Vol. 11 #43: Thursday, October 5, 2006
Calgary's News & Entertainment Weekly
FFWD Weekly
FILM
by STEVE MAGUSIAK
Trailer Park Boys attempt big-screen success
Cult television show goes Hollywood for new feature film The Big Dirty
>>PREVIEW
TRAILER PARK BOYS: THE BIG DIRTY
STARRING John Paul Tremblay, Rob Wells and Mike Smith
DIRECTED BY Mike Clattenburg
Opens Friday, October 6
Check listings

The cult hit Trailer Park Boys has defied the average life-span of a Canadian series. But with season seven in the works and the movie set to be released October 6, some long-time fans are wondering if the show has jumped the shark.

During season four, considered the peak among some of the hardcore fans, the character Bubbles became more prominent. Where once the show focused exclusively on the Ricky and Julian characters, it became a trio and some fans complained that Bubbles should be returned to supporting-character status.

Nevertheless, the show continues to hold onto its loyal audience, enough so to justify a seventh season, as well as the film. Rob Wells, who plays Ricky (the one with Elvis-esque hair who rarely appears without a cigarette), says he’d like to continue with the series.

"We’re still around and people are still laughing," says Wells who is not used to appearing out of character. "As long as they let us, we’ll keep doing more. If not then, we’ll maybe do something completely different feature-wise."

Wells also writes much of the dialogue and helped create the show with high school buddies Mike Clattenburg, the show’s director (also known for his documentary work and as a writer for This Hour Has 22 Minutes), and John Paul Tremblay, who plays Ricky’s counterpart Julian. The characters, he says, are combinations of people the three of them knew in high school.

Despite airing in the United Kingdom, Israel, Iceland, Australia, New Zealand, Denmark and Finland, Trailer Park Boys has not had a chance to gain a following in the U.S. BBC America attempted to carry the show for an American audience, but censorship issues prevented it from ever going ahead. BBC then offered a strange compromise where a censored episode would run at 9 p.m. and an uncensored one at midnight.

"Then the Janet Jackson fiasco happened, and everything got screwed up," says Wells. "They still wanted to run the show after that even, but we took it back. The show has to be uncensored, or it’ll never work."

Much of the F-bomb-ridden dialogue is improvised. This is meant to add realism to the characters, says Wells. The show’s concept originated in a low-budget feature film, One Last Shot, created by Wells, Tremblay and Clattenburg after they left high school.

"We never expected it to do this well. I think people take to the characters because they are diverse. People are looking for stuff that’s fresh," says Wells, adding that the low budget helps make Trailer Park Boys feasible in the small Canadian market.

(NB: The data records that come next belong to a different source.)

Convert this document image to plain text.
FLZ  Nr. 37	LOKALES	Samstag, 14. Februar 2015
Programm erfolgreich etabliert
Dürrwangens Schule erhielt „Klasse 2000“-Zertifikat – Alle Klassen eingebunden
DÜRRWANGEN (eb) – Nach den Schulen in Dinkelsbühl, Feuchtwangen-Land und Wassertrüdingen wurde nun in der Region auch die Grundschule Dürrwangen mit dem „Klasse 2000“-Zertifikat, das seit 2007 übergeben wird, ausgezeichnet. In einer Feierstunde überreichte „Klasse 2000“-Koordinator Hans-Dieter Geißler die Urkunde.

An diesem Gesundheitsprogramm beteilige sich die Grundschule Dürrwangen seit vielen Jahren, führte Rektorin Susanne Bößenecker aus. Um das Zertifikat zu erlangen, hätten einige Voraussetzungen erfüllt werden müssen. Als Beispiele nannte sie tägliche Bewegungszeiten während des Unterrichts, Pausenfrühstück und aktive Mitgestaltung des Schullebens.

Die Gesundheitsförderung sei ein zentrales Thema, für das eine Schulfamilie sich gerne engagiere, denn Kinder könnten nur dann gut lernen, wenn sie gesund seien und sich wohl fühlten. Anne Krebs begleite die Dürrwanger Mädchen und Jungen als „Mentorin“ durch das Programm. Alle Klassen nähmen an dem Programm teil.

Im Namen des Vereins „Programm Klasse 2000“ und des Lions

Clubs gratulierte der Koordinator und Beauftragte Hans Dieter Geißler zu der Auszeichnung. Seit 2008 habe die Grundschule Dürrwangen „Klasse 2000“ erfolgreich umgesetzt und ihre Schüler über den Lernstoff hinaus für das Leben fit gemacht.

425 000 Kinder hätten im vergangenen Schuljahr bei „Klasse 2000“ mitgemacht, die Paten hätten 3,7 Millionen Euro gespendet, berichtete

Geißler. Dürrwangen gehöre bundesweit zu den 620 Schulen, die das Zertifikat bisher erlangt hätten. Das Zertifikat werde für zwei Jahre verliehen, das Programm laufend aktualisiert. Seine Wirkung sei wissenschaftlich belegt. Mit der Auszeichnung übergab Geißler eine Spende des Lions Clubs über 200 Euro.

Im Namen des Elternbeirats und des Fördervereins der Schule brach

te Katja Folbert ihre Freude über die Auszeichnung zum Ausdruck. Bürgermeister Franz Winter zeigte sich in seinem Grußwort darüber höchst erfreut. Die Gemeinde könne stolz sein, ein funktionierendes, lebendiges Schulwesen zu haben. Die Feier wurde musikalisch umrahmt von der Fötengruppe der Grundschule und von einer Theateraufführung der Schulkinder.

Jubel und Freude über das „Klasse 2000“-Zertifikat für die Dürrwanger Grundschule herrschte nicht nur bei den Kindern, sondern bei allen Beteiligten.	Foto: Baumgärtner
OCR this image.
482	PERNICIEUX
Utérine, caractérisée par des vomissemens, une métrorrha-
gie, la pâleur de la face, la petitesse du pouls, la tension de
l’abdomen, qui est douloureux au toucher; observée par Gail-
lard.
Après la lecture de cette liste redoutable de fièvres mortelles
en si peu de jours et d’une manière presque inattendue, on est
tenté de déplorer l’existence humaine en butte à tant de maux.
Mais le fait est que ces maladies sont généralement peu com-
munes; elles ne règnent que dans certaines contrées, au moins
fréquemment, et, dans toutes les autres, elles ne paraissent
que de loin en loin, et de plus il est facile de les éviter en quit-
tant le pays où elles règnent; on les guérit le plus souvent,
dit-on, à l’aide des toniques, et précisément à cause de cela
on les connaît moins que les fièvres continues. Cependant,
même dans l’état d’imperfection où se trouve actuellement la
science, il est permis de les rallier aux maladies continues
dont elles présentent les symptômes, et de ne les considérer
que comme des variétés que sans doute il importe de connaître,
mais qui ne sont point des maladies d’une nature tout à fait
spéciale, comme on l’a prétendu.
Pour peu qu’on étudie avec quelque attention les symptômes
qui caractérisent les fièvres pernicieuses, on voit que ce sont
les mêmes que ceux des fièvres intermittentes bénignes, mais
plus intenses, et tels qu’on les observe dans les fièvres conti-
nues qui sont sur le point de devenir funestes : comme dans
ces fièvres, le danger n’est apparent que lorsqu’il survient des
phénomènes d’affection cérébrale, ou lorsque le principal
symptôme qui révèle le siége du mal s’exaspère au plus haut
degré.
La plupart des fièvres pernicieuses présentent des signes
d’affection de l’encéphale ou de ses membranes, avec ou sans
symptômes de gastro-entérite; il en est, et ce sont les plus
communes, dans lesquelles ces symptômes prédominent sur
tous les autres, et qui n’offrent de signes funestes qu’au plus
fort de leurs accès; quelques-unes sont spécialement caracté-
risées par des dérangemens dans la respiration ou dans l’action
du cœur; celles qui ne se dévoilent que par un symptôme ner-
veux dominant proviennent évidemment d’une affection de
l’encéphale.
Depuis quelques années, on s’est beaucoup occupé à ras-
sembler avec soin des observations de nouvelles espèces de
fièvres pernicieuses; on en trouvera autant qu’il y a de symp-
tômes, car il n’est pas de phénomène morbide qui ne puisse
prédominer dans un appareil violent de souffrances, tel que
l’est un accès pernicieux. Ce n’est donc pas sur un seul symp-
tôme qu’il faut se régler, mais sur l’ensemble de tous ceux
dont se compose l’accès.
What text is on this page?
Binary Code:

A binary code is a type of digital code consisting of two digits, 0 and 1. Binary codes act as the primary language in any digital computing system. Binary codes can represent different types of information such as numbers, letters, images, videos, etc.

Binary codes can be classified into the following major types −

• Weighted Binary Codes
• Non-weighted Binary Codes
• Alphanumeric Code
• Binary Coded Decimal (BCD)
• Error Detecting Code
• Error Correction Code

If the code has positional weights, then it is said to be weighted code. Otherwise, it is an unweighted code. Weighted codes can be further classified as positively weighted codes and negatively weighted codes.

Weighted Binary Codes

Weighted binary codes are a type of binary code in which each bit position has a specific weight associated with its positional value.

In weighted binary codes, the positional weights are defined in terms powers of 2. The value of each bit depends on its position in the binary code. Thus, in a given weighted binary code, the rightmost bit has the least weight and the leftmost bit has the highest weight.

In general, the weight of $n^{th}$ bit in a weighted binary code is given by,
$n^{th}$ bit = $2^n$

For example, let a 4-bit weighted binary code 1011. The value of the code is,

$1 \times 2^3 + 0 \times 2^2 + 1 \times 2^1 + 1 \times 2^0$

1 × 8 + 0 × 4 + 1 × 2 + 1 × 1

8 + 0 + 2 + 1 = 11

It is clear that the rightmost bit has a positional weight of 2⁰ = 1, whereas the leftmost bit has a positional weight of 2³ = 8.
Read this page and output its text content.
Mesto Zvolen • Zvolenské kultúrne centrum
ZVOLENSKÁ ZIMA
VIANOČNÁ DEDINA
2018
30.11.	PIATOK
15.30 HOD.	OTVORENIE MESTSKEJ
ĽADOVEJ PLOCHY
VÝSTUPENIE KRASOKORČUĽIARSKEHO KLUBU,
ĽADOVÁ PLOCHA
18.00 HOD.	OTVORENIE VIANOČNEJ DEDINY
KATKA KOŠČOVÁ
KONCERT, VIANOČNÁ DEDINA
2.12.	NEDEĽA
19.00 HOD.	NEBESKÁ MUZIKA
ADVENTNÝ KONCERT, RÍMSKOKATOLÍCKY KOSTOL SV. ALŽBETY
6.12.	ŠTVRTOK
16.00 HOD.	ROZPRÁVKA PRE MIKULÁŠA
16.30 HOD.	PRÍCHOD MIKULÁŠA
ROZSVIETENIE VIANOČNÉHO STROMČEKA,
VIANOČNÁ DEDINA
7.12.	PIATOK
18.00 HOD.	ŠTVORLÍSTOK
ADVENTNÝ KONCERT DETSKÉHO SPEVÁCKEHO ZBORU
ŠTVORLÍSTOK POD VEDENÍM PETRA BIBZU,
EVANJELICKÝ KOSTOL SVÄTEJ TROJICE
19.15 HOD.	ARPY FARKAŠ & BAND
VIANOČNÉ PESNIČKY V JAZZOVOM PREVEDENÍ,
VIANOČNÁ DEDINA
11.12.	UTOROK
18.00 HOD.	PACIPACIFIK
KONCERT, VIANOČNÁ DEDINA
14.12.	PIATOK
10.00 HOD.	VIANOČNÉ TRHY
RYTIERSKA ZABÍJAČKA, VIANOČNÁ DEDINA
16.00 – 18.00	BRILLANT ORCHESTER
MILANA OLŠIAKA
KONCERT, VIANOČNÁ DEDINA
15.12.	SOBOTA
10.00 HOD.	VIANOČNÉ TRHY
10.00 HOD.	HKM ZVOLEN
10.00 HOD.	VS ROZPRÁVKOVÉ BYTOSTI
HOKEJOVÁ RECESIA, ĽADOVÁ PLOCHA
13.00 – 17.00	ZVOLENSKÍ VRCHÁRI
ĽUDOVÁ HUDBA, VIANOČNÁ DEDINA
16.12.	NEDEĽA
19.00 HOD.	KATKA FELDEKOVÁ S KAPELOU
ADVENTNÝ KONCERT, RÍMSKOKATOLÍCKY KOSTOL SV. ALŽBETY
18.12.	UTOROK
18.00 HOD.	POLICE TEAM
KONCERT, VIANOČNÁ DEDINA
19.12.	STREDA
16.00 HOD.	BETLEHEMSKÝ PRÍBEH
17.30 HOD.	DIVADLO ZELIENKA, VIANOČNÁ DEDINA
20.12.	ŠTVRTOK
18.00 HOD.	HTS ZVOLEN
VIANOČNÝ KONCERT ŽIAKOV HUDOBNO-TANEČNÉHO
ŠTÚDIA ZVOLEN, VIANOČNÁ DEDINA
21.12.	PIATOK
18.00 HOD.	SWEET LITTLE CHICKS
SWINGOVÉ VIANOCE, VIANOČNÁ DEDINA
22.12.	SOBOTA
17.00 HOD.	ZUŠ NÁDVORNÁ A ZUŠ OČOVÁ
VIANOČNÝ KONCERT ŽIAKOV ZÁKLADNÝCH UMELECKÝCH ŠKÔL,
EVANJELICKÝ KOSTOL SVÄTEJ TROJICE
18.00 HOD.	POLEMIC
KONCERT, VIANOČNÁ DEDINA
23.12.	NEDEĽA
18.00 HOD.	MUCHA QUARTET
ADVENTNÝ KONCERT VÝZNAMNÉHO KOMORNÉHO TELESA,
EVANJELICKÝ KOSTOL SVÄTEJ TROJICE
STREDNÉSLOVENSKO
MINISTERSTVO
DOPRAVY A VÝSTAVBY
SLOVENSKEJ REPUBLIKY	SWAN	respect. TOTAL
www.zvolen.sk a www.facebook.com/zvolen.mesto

But let us not forget Kids in the Hall’s big screen effort, Brain Candy, that bombed horribly despite the mighty cult following of the television series. Though it was generally well-received and became a cult favourite in and of itself after the fact, Brain Candy was a box office failure, possibly due to reluctant promotional efforts by the studio.

Trailer Park Boys, for its part, draws substantial ratings for a Canadian show running on a specialty channel like Showcase, and Alliance Atlantis seems determined to create a true Anglo-Canadian hit out of the movie, investing relatively heavily in a promotional push.